What secrets do we know about Singin’ in the Rain? Let's go behind the scenes...#bts
- Debbie Reynolds, the female part cast with Kelly and O’Connor, had years of performing experience, but barely any dancing experience! She learnt how to dance in 3 months for the film, and danced so much that she proclaims her “feet bled”! Reynolds was actually a gymnast, and she beat stars like Judy Garland to secure her part in the film.
- Gene Kelly was practically deliriously dancing throughout the filming of his famous tap number Singin’ in the Rain because he had a constant fever from being continuously drenched.
- The rain - the producers of the film DID NOT mix milk with the fake rain to make it show up better on camera as is commonly rumoured.
- The tap sounds were dubbed by Kelly with metal taps and a sound engineer then put a water effect over the top.

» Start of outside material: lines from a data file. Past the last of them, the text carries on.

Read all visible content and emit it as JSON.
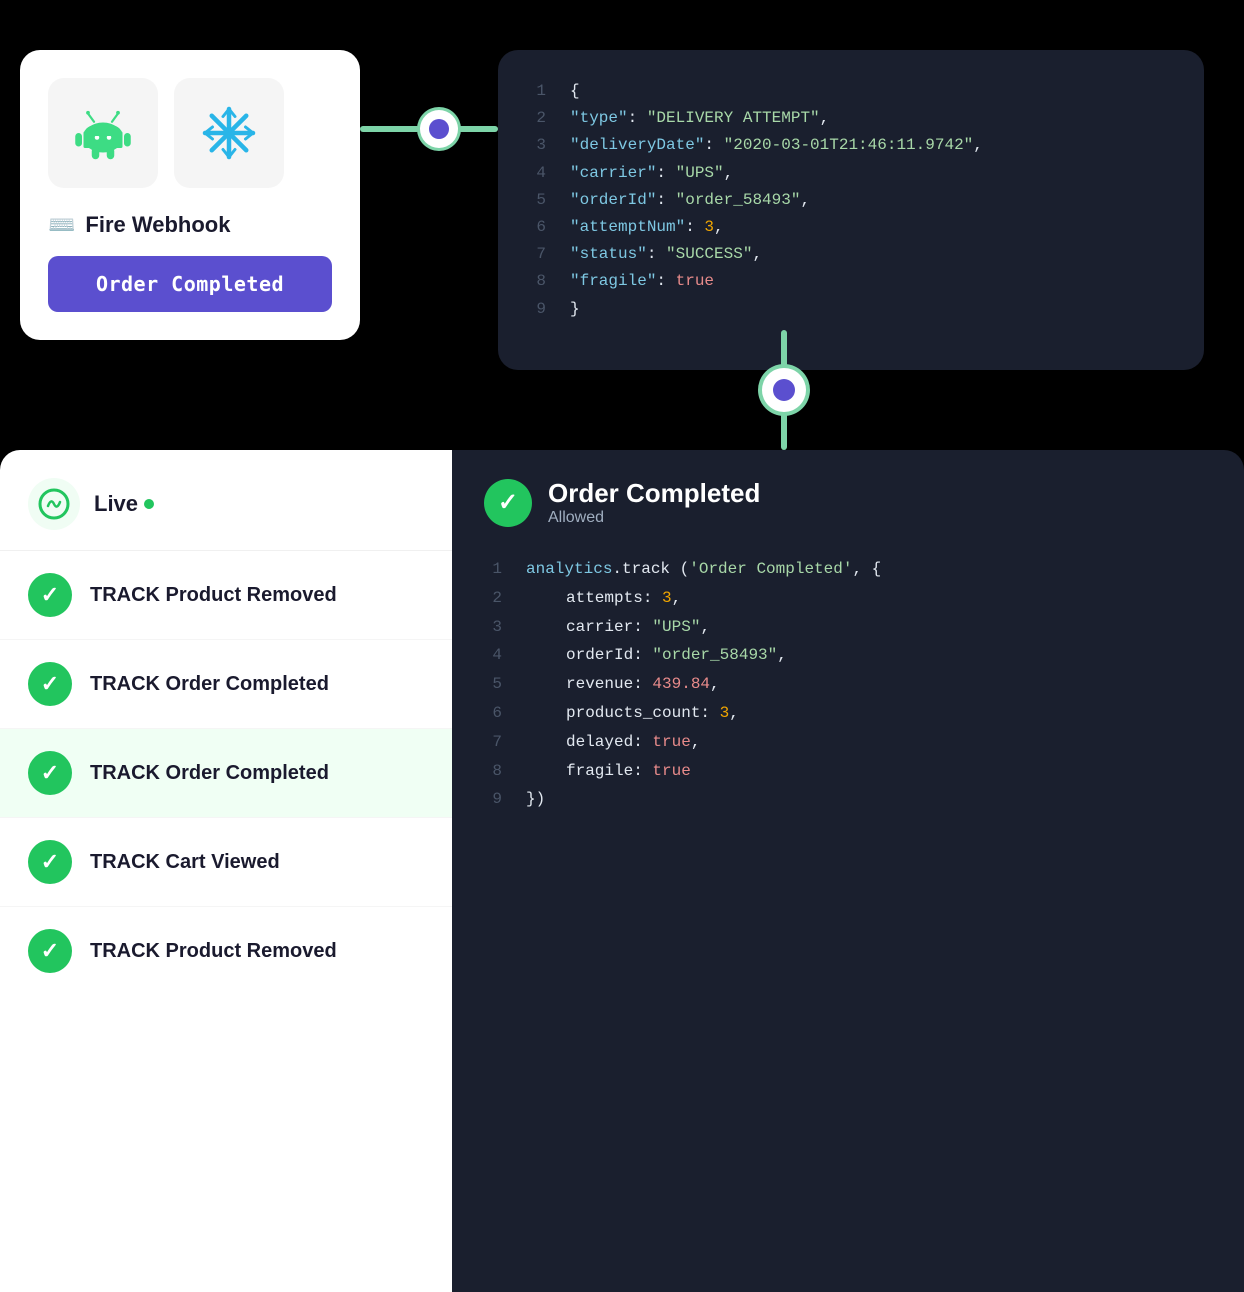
{
  "topCard": {
    "fireWebhookLabel": "Fire Webhook",
    "orderCompletedBtn": "Order Completed"
  },
  "jsonTop": {
    "lines": [
      {
        "num": "1",
        "content": "{"
      },
      {
        "num": "2",
        "content": "  \"type\": \"DELIVERY ATTEMPT\","
      },
      {
        "num": "3",
        "content": "  \"deliveryDate\": \"2020-03-01T21:46:11.9742\","
      },
      {
        "num": "4",
        "content": "  \"carrier\": \"UPS\","
      },
      {
        "num": "5",
        "content": "  \"orderId\": \"order_58493\","
      },
      {
        "num": "6",
        "content": "  \"attemptNum\": 3,"
      },
      {
        "num": "7",
        "content": "  \"status\": \"SUCCESS\","
      },
      {
        "num": "8",
        "content": "  \"fragile\": true"
      },
      {
        "num": "9",
        "content": "}"
      }
    ]
  },
  "header": {
    "liveLabel": "Live",
    "liveDot": true
  },
  "eventList": [
    {
      "id": "1",
      "label": "TRACK Product Removed",
      "active": false
    },
    {
      "id": "2",
      "label": "TRACK Order Completed",
      "active": false
    },
    {
      "id": "3",
      "label": "TRACK Order Completed",
      "active": true
    },
    {
      "id": "4",
      "label": "TRACK Cart Viewed",
      "active": false
    },
    {
      "id": "5",
      "label": "TRACK Product Removed",
      "active": false
    }
  ],
  "detail": {
    "title": "Order Completed",
    "subtitle": "Allowed",
    "codeLines": [
      {
        "num": "1",
        "text": "analytics.track ('Order Completed', {"
      },
      {
        "num": "2",
        "text": "    attempts: 3,"
      },
      {
        "num": "3",
        "text": "    carrier: \"UPS\","
      },
      {
        "num": "4",
        "text": "    orderId: \"order_58493\","
      },
      {
        "num": "5",
        "text": "    revenue: 439.84,"
      },
      {
        "num": "6",
        "text": "    products_count: 3,"
      },
      {
        "num": "7",
        "text": "    delayed: true,"
      },
      {
        "num": "8",
        "text": "    fragile: true"
      },
      {
        "num": "9",
        "text": "})"
      }
    ]
  }
}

- The film cost $2.5 million to make!
Starting from the top, Kelly is the original Singin’ in the Rain tapper. He was 37 at the time of his performance, with years of dancing experience. His tap solo truly is one of the most memorable in dance history, with other dance scenes from the likes of Dirty Dancing, Grease and West Side Story coming in the same legendary category.

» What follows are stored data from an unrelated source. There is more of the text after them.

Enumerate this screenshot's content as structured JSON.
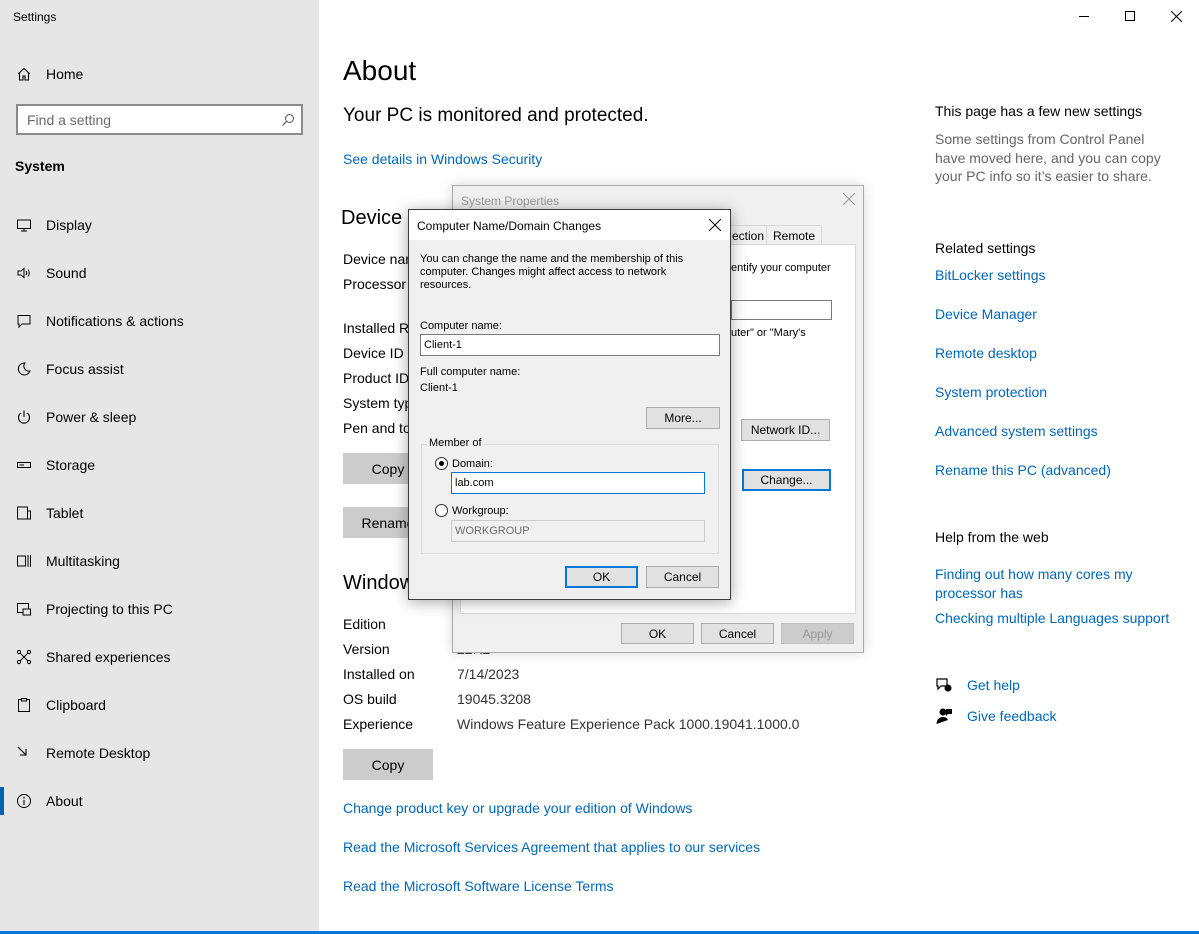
{
  "app": {
    "title": "Settings"
  },
  "sidebar": {
    "home_label": "Home",
    "search_placeholder": "Find a setting",
    "section_label": "System",
    "items": [
      {
        "label": "Display",
        "icon": "monitor-icon"
      },
      {
        "label": "Sound",
        "icon": "speaker-icon"
      },
      {
        "label": "Notifications & actions",
        "icon": "notification-icon"
      },
      {
        "label": "Focus assist",
        "icon": "moon-icon"
      },
      {
        "label": "Power & sleep",
        "icon": "power-icon"
      },
      {
        "label": "Storage",
        "icon": "storage-icon"
      },
      {
        "label": "Tablet",
        "icon": "tablet-icon"
      },
      {
        "label": "Multitasking",
        "icon": "multitasking-icon"
      },
      {
        "label": "Projecting to this PC",
        "icon": "projector-icon"
      },
      {
        "label": "Shared experiences",
        "icon": "share-icon"
      },
      {
        "label": "Clipboard",
        "icon": "clipboard-icon"
      },
      {
        "label": "Remote Desktop",
        "icon": "remote-desktop-icon"
      },
      {
        "label": "About",
        "icon": "info-icon",
        "active": true
      }
    ]
  },
  "main": {
    "title": "About",
    "protection_message": "Your PC is monitored and protected.",
    "security_link": "See details in Windows Security",
    "device_specs": {
      "heading": "Device s",
      "rows": [
        {
          "label": "Device nan"
        },
        {
          "label": "Processor"
        },
        {
          "label": "Installed R"
        },
        {
          "label": "Device ID"
        },
        {
          "label": "Product ID"
        },
        {
          "label": "System typ"
        },
        {
          "label": "Pen and to"
        }
      ],
      "copy_button": "Copy",
      "rename_button": "Rename"
    },
    "windows_specs": {
      "heading": "Window",
      "rows": [
        {
          "label": "Edition",
          "value": ""
        },
        {
          "label": "Version",
          "value": "22H2"
        },
        {
          "label": "Installed on",
          "value": "7/14/2023"
        },
        {
          "label": "OS build",
          "value": "19045.3208"
        },
        {
          "label": "Experience",
          "value": "Windows Feature Experience Pack 1000.19041.1000.0"
        }
      ],
      "copy_button": "Copy"
    },
    "links": [
      "Change product key or upgrade your edition of Windows",
      "Read the Microsoft Services Agreement that applies to our services",
      "Read the Microsoft Software License Terms"
    ]
  },
  "right": {
    "new_settings_title": "This page has a few new settings",
    "new_settings_desc": "Some settings from Control Panel have moved here, and you can copy your PC info so it’s easier to share.",
    "related_title": "Related settings",
    "related_links": [
      "BitLocker settings",
      "Device Manager",
      "Remote desktop",
      "System protection",
      "Advanced system settings",
      "Rename this PC (advanced)"
    ],
    "help_title": "Help from the web",
    "help_links": [
      "Finding out how many cores my processor has",
      "Checking multiple Languages support"
    ],
    "get_help": "Get help",
    "give_feedback": "Give feedback"
  },
  "system_properties": {
    "title": "System Properties",
    "tab_partial": "ection",
    "tab_remote": "Remote",
    "text_identify": "entify your computer",
    "text_example": "uter\" or \"Mary's",
    "network_id_button": "Network ID...",
    "change_button": "Change...",
    "ok": "OK",
    "cancel": "Cancel",
    "apply": "Apply"
  },
  "computer_name_dialog": {
    "title": "Computer Name/Domain Changes",
    "description": "You can change the name and the membership of this computer. Changes might affect access to network resources.",
    "computer_name_label": "Computer name:",
    "computer_name_value": "Client-1",
    "full_name_label": "Full computer name:",
    "full_name_value": "Client-1",
    "more_button": "More...",
    "member_of_label": "Member of",
    "domain_label": "Domain:",
    "domain_value": "lab.com",
    "workgroup_label": "Workgroup:",
    "workgroup_value": "WORKGROUP",
    "ok": "OK",
    "cancel": "Cancel"
  }
}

Garcia is arguably a close second to Kelly’s talent, as you’ll see here in this video of him performing the tap number on tour in the Australian 2016 musical production of the film.
If you love Garcia, find out a little more about him on the blog!
The most reworked version of Kelly’s Singin’ in the Rain tap dance is by Britain’s Got Talent’s 2008 winner. In fact, Sampson’s video starts with a high-energy street style of tap, but this style remixes the original routine and soundtrack for the duration of the track into less tap and more hip-hop.
Williams performs alongside the cast of the West End production. It’s mostly a singing number, although we love comparing the set and costumes to the 1952 film version.
Joanne Clifton & Ore Oduba
Their American Smooth dance to Singin’ in the Rain evokes Gene Kelly with a modern twist of having a pair dance to this famous number.